Der Erfolg der Franzosen war verheerend für die österreichisch-sardische Koalition. Bereits am 23. April schied Sardinien nach der verlustreichen Schlacht von Mondovì aus dem Bündnis aus. Napoleon zwang den König zum Frieden von Cherasco, als französische Soldaten bereits in Sichtweite Turins lagerten. Nachdem das Piemont befriedet war, zog er weiter gen Mailand. Der dortige Gouverneur, Erzherzog Ferdinand von Österreich (der spätere Kaiser Ferdinand I.) musste mit Familie und Hof aus Mailand fliehen und suchte im benachbarten, venezianischen Bergamo Zuflucht. Ihm folgte ein Strom aus loyalen Adligen, Anti-Revolutionären und Kriegsflüchtlingen, deren Grundlagen im Krieg zerstört worden waren. Desertierende Soldaten der kaiserlichen Armee stellten die öffentliche Sicherheit vor immense Probleme.

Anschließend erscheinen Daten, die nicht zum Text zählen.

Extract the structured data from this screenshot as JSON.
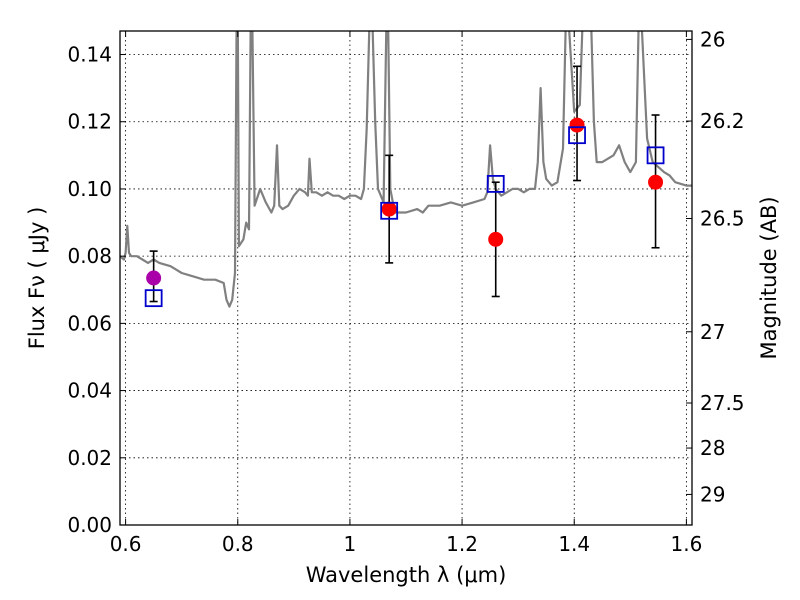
{
  "chart_data": {
    "type": "scatter",
    "xlabel": "Wavelength  λ (μm)",
    "ylabel": "Flux  Fν  ( μJy )",
    "y2label": "Magnitude (AB)",
    "xlim": [
      0.59,
      1.61
    ],
    "ylim": [
      0.0,
      0.147
    ],
    "grid": true,
    "x_ticks": [
      {
        "value": 0.6,
        "label": "0.6"
      },
      {
        "value": 0.8,
        "label": "0.8"
      },
      {
        "value": 1.0,
        "label": "1"
      },
      {
        "value": 1.2,
        "label": "1.2"
      },
      {
        "value": 1.4,
        "label": "1.4"
      },
      {
        "value": 1.6,
        "label": "1.6"
      }
    ],
    "y_ticks": [
      {
        "value": 0.0,
        "label": "0.00"
      },
      {
        "value": 0.02,
        "label": "0.02"
      },
      {
        "value": 0.04,
        "label": "0.04"
      },
      {
        "value": 0.06,
        "label": "0.06"
      },
      {
        "value": 0.08,
        "label": "0.08"
      },
      {
        "value": 0.1,
        "label": "0.10"
      },
      {
        "value": 0.12,
        "label": "0.12"
      },
      {
        "value": 0.14,
        "label": "0.14"
      }
    ],
    "y2_ticks": [
      {
        "flux": 0.1445,
        "label": "26"
      },
      {
        "flux": 0.1202,
        "label": "26.2"
      },
      {
        "flux": 0.0912,
        "label": "26.5"
      },
      {
        "flux": 0.0575,
        "label": "27"
      },
      {
        "flux": 0.0363,
        "label": "27.5"
      },
      {
        "flux": 0.0229,
        "label": "28"
      },
      {
        "flux": 0.0091,
        "label": "29"
      }
    ],
    "series": [
      {
        "kind": "line",
        "color": "#808080",
        "points": [
          [
            0.59,
            0.08
          ],
          [
            0.597,
            0.079
          ],
          [
            0.6,
            0.081
          ],
          [
            0.603,
            0.089
          ],
          [
            0.606,
            0.081
          ],
          [
            0.61,
            0.08
          ],
          [
            0.62,
            0.08
          ],
          [
            0.63,
            0.079
          ],
          [
            0.64,
            0.078
          ],
          [
            0.65,
            0.079
          ],
          [
            0.66,
            0.078
          ],
          [
            0.68,
            0.077
          ],
          [
            0.69,
            0.076
          ],
          [
            0.7,
            0.075
          ],
          [
            0.72,
            0.074
          ],
          [
            0.74,
            0.073
          ],
          [
            0.76,
            0.073
          ],
          [
            0.775,
            0.072
          ],
          [
            0.78,
            0.067
          ],
          [
            0.785,
            0.065
          ],
          [
            0.79,
            0.067
          ],
          [
            0.795,
            0.075
          ],
          [
            0.798,
            0.15
          ],
          [
            0.8,
            0.15
          ],
          [
            0.802,
            0.083
          ],
          [
            0.81,
            0.085
          ],
          [
            0.815,
            0.09
          ],
          [
            0.82,
            0.088
          ],
          [
            0.823,
            0.15
          ],
          [
            0.826,
            0.15
          ],
          [
            0.83,
            0.095
          ],
          [
            0.84,
            0.1
          ],
          [
            0.85,
            0.096
          ],
          [
            0.86,
            0.093
          ],
          [
            0.865,
            0.095
          ],
          [
            0.87,
            0.113
          ],
          [
            0.874,
            0.095
          ],
          [
            0.88,
            0.094
          ],
          [
            0.89,
            0.095
          ],
          [
            0.9,
            0.098
          ],
          [
            0.91,
            0.1
          ],
          [
            0.92,
            0.099
          ],
          [
            0.925,
            0.098
          ],
          [
            0.928,
            0.109
          ],
          [
            0.932,
            0.099
          ],
          [
            0.94,
            0.099
          ],
          [
            0.95,
            0.098
          ],
          [
            0.96,
            0.099
          ],
          [
            0.97,
            0.098
          ],
          [
            0.98,
            0.098
          ],
          [
            0.99,
            0.097
          ],
          [
            1.0,
            0.098
          ],
          [
            1.01,
            0.098
          ],
          [
            1.02,
            0.097
          ],
          [
            1.025,
            0.1
          ],
          [
            1.03,
            0.118
          ],
          [
            1.035,
            0.15
          ],
          [
            1.04,
            0.15
          ],
          [
            1.045,
            0.12
          ],
          [
            1.05,
            0.1
          ],
          [
            1.06,
            0.096
          ],
          [
            1.065,
            0.15
          ],
          [
            1.068,
            0.15
          ],
          [
            1.072,
            0.1
          ],
          [
            1.08,
            0.093
          ],
          [
            1.1,
            0.093
          ],
          [
            1.12,
            0.094
          ],
          [
            1.13,
            0.093
          ],
          [
            1.14,
            0.095
          ],
          [
            1.16,
            0.095
          ],
          [
            1.18,
            0.096
          ],
          [
            1.2,
            0.095
          ],
          [
            1.22,
            0.096
          ],
          [
            1.24,
            0.097
          ],
          [
            1.245,
            0.099
          ],
          [
            1.25,
            0.113
          ],
          [
            1.255,
            0.103
          ],
          [
            1.26,
            0.1
          ],
          [
            1.27,
            0.098
          ],
          [
            1.28,
            0.099
          ],
          [
            1.29,
            0.1
          ],
          [
            1.3,
            0.1
          ],
          [
            1.31,
            0.099
          ],
          [
            1.32,
            0.1
          ],
          [
            1.33,
            0.1
          ],
          [
            1.335,
            0.108
          ],
          [
            1.34,
            0.13
          ],
          [
            1.345,
            0.108
          ],
          [
            1.35,
            0.103
          ],
          [
            1.36,
            0.101
          ],
          [
            1.37,
            0.102
          ],
          [
            1.38,
            0.112
          ],
          [
            1.385,
            0.15
          ],
          [
            1.39,
            0.15
          ],
          [
            1.4,
            0.123
          ],
          [
            1.41,
            0.125
          ],
          [
            1.415,
            0.15
          ],
          [
            1.43,
            0.15
          ],
          [
            1.435,
            0.12
          ],
          [
            1.44,
            0.108
          ],
          [
            1.45,
            0.108
          ],
          [
            1.47,
            0.11
          ],
          [
            1.48,
            0.113
          ],
          [
            1.49,
            0.108
          ],
          [
            1.5,
            0.105
          ],
          [
            1.51,
            0.108
          ],
          [
            1.515,
            0.15
          ],
          [
            1.52,
            0.15
          ],
          [
            1.53,
            0.115
          ],
          [
            1.54,
            0.108
          ],
          [
            1.56,
            0.105
          ],
          [
            1.57,
            0.104
          ],
          [
            1.58,
            0.102
          ],
          [
            1.6,
            0.101
          ],
          [
            1.61,
            0.101
          ]
        ]
      },
      {
        "kind": "points-circle",
        "points": [
          {
            "x": 0.65,
            "y": 0.0735,
            "color": "#aa00aa",
            "yerr_low": 0.0665,
            "yerr_high": 0.0815
          },
          {
            "x": 1.07,
            "y": 0.094,
            "color": "#ff0000",
            "yerr_low": 0.078,
            "yerr_high": 0.11
          },
          {
            "x": 1.26,
            "y": 0.085,
            "color": "#ff0000",
            "yerr_low": 0.068,
            "yerr_high": 0.102
          },
          {
            "x": 1.405,
            "y": 0.119,
            "color": "#ff0000",
            "yerr_low": 0.1025,
            "yerr_high": 0.1365
          },
          {
            "x": 1.545,
            "y": 0.102,
            "color": "#ff0000",
            "yerr_low": 0.0825,
            "yerr_high": 0.122
          }
        ]
      },
      {
        "kind": "points-square",
        "color": "#0000cc",
        "points": [
          {
            "x": 0.65,
            "y": 0.0675
          },
          {
            "x": 1.07,
            "y": 0.0935
          },
          {
            "x": 1.26,
            "y": 0.1015
          },
          {
            "x": 1.405,
            "y": 0.116
          },
          {
            "x": 1.545,
            "y": 0.11
          }
        ]
      }
    ]
  }
}
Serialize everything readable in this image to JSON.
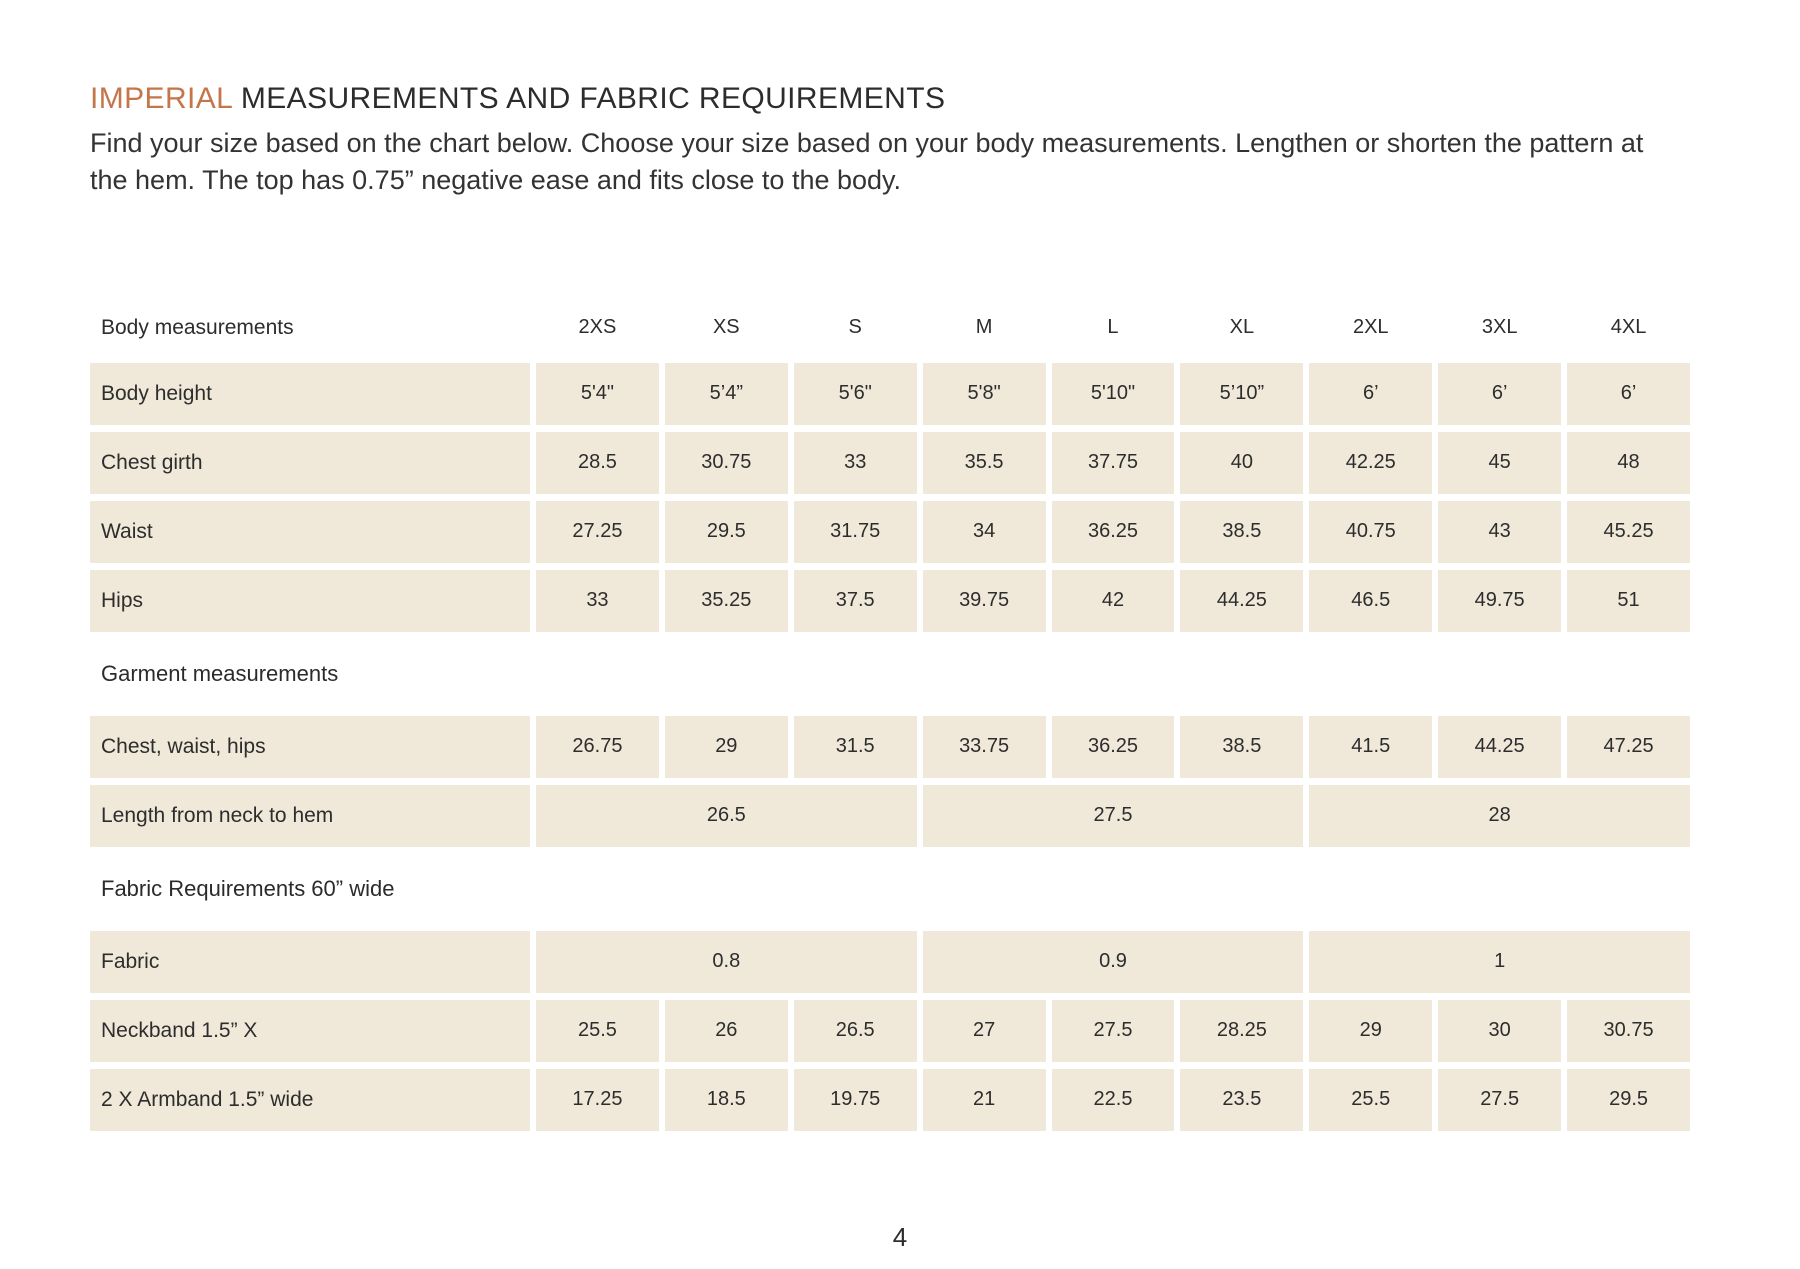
{
  "page": {
    "title_accent": "IMPERIAL",
    "title_rest": " MEASUREMENTS AND FABRIC REQUIREMENTS",
    "subtitle": "Find your size based on the chart below. Choose your size based on your body measurements. Lengthen or shorten the pattern at the hem. The top has 0.75” negative ease and fits close to the body.",
    "page_number": "4"
  },
  "colors": {
    "accent": "#c4764a",
    "cell_bg": "#f0e9d9",
    "text": "#2d2d2d"
  },
  "table": {
    "corner_label": "Body measurements",
    "size_headers": [
      "2XS",
      "XS",
      "S",
      "M",
      "L",
      "XL",
      "2XL",
      "3XL",
      "4XL"
    ],
    "sections": [
      {
        "title": null,
        "rows": [
          {
            "label": "Body height",
            "values": [
              "5'4\"",
              "5’4”",
              "5'6\"",
              "5'8\"",
              "5'10\"",
              "5’10”",
              "6’",
              "6’",
              "6’"
            ]
          },
          {
            "label": "Chest girth",
            "values": [
              "28.5",
              "30.75",
              "33",
              "35.5",
              "37.75",
              "40",
              "42.25",
              "45",
              "48"
            ]
          },
          {
            "label": "Waist",
            "values": [
              "27.25",
              "29.5",
              "31.75",
              "34",
              "36.25",
              "38.5",
              "40.75",
              "43",
              "45.25"
            ]
          },
          {
            "label": "Hips",
            "values": [
              "33",
              "35.25",
              "37.5",
              "39.75",
              "42",
              "44.25",
              "46.5",
              "49.75",
              "51"
            ]
          }
        ]
      },
      {
        "title": "Garment measurements",
        "rows": [
          {
            "label": "Chest, waist, hips",
            "values": [
              "26.75",
              "29",
              "31.5",
              "33.75",
              "36.25",
              "38.5",
              "41.5",
              "44.25",
              "47.25"
            ]
          },
          {
            "label": "Length from neck to hem",
            "merged": [
              {
                "text": "26.5",
                "span": 3
              },
              {
                "text": "27.5",
                "span": 3
              },
              {
                "text": "28",
                "span": 3
              }
            ]
          }
        ]
      },
      {
        "title": "Fabric Requirements 60” wide",
        "rows": [
          {
            "label": "Fabric",
            "merged": [
              {
                "text": "0.8",
                "span": 3
              },
              {
                "text": "0.9",
                "span": 3
              },
              {
                "text": "1",
                "span": 3
              }
            ]
          },
          {
            "label": "Neckband 1.5” X",
            "values": [
              "25.5",
              "26",
              "26.5",
              "27",
              "27.5",
              "28.25",
              "29",
              "30",
              "30.75"
            ]
          },
          {
            "label": "2 X Armband 1.5” wide",
            "values": [
              "17.25",
              "18.5",
              "19.75",
              "21",
              "22.5",
              "23.5",
              "25.5",
              "27.5",
              "29.5"
            ]
          }
        ]
      }
    ]
  }
}
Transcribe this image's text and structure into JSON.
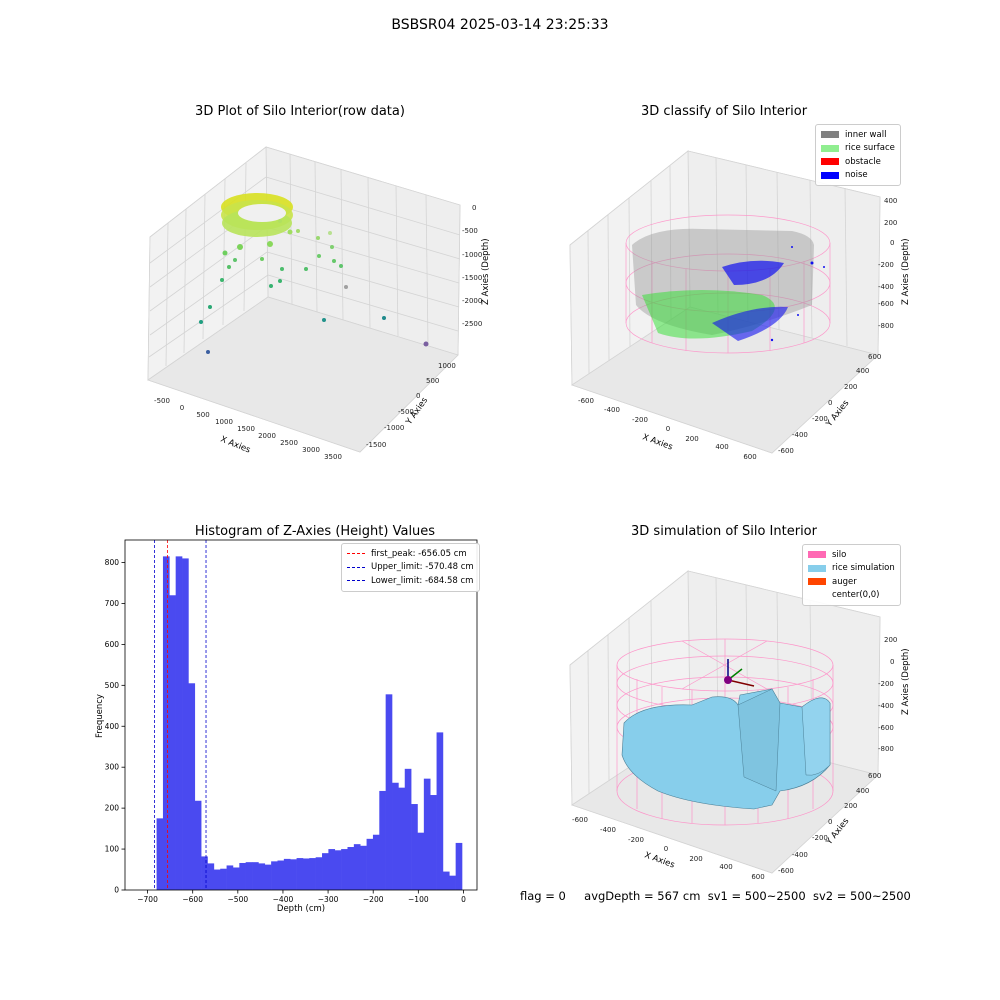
{
  "figure": {
    "suptitle": "BSBSR04 2025-03-14 23:25:33"
  },
  "footer": {
    "flag": "flag = 0",
    "avg_depth": "avgDepth = 567 cm",
    "sv1": "sv1 = 500~2500",
    "sv2": "sv2 = 500~2500"
  },
  "colors": {
    "inner_wall": "#808080",
    "rice_surface": "#90ee90",
    "obstacle": "#ff0000",
    "noise": "#0000ff",
    "silo": "#ff69b4",
    "rice_simulation": "#87ceeb",
    "auger": "#ff4500",
    "hist_bar": "#4a4af0",
    "first_peak": "#ff0000",
    "limit": "#0000cc"
  },
  "chart_data": [
    {
      "type": "scatter3d",
      "title": "3D Plot of Silo Interior(row data)",
      "xlabel": "X Axies",
      "ylabel": "Y Axies",
      "zlabel": "Z Axies (Depth)",
      "xticks": [
        "-500",
        "0",
        "500",
        "1000",
        "1500",
        "2000",
        "2500",
        "3000",
        "3500"
      ],
      "yticks": [
        "-1500",
        "-1000",
        "-500",
        "0",
        "500",
        "1000"
      ],
      "zticks": [
        "-2500",
        "-2000",
        "-1500",
        "-1000",
        "-500",
        "0"
      ]
    },
    {
      "type": "scatter3d",
      "title": "3D classify of Silo Interior",
      "xlabel": "X Axies",
      "ylabel": "Y Axies",
      "zlabel": "Z Axies (Depth)",
      "xticks": [
        "-600",
        "-400",
        "-200",
        "0",
        "200",
        "400",
        "600"
      ],
      "yticks": [
        "-600",
        "-400",
        "-200",
        "0",
        "200",
        "400",
        "600"
      ],
      "zticks": [
        "-800",
        "-600",
        "-400",
        "-200",
        "0",
        "200",
        "400"
      ],
      "legend": [
        "inner wall",
        "rice surface",
        "obstacle",
        "noise"
      ]
    },
    {
      "type": "bar",
      "title": "Histogram of Z-Axies (Height) Values",
      "xlabel": "Depth (cm)",
      "ylabel": "Frequency",
      "xlim": [
        -750,
        30
      ],
      "ylim": [
        0,
        855
      ],
      "xticks": [
        -700,
        -600,
        -500,
        -400,
        -300,
        -200,
        -100,
        0
      ],
      "yticks": [
        0,
        100,
        200,
        300,
        400,
        500,
        600,
        700,
        800
      ],
      "bin_start": -680,
      "bin_width": 14.1,
      "values": [
        175,
        815,
        720,
        815,
        810,
        505,
        218,
        82,
        65,
        50,
        52,
        60,
        55,
        66,
        68,
        68,
        65,
        62,
        70,
        72,
        76,
        75,
        78,
        77,
        78,
        80,
        90,
        100,
        97,
        100,
        105,
        112,
        108,
        125,
        135,
        242,
        478,
        262,
        250,
        296,
        210,
        140,
        272,
        232,
        385,
        45,
        35,
        115
      ],
      "vlines": [
        {
          "label": "first_peak: -656.05 cm",
          "x": -656.05,
          "color": "#ff0000"
        },
        {
          "label": "Upper_limit: -570.48 cm",
          "x": -570.48,
          "color": "#0000cc"
        },
        {
          "label": "Lower_limit: -684.58 cm",
          "x": -684.58,
          "color": "#0000cc"
        }
      ],
      "legend_position": "top-right"
    },
    {
      "type": "surface3d",
      "title": "3D simulation of Silo Interior",
      "xlabel": "X Axies",
      "ylabel": "Y Axies",
      "zlabel": "Z Axies (Depth)",
      "xticks": [
        "-600",
        "-400",
        "-200",
        "0",
        "200",
        "400",
        "600"
      ],
      "yticks": [
        "-600",
        "-400",
        "-200",
        "0",
        "200",
        "400",
        "600"
      ],
      "zticks": [
        "-800",
        "-600",
        "-400",
        "-200",
        "0",
        "200"
      ],
      "legend": [
        "silo",
        "rice simulation",
        "auger",
        "center(0,0)"
      ]
    }
  ]
}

Die Venezianer hatten also allen Grund, ihre militärischen Fähigkeiten zu überprüfen. Der Auszug Ferdinands aus Mailand hatte am 9. Mai, nur drei Tage vor dem Senatsbericht, stattgefunden. Rein diplomatisch musste sich Venedig nicht fürchten: die Serenissima verfolgte einen strengen Kurs der Neutralität. Schon in den vielen Kriegen am Beginn des Jahrhunderts – wie im Spanischen und Österreichischen Erbfolgekrieg, sowie im Siebenjährigen Krieg – hatte sich die Lagunenstadt nicht eingemischt. Überhaupt: abgesehen von Militäroperationen gegen die Korsaren an der nordafrikanischen Barbareskenküste hatte man seit dem letzten Großen Türkenkrieg von 1714-1718 keine größere militärische Auseinandersetzung gesucht. Besonders nicht an Land, wo man es nur bei einigen Mindestgarnisonen beließ.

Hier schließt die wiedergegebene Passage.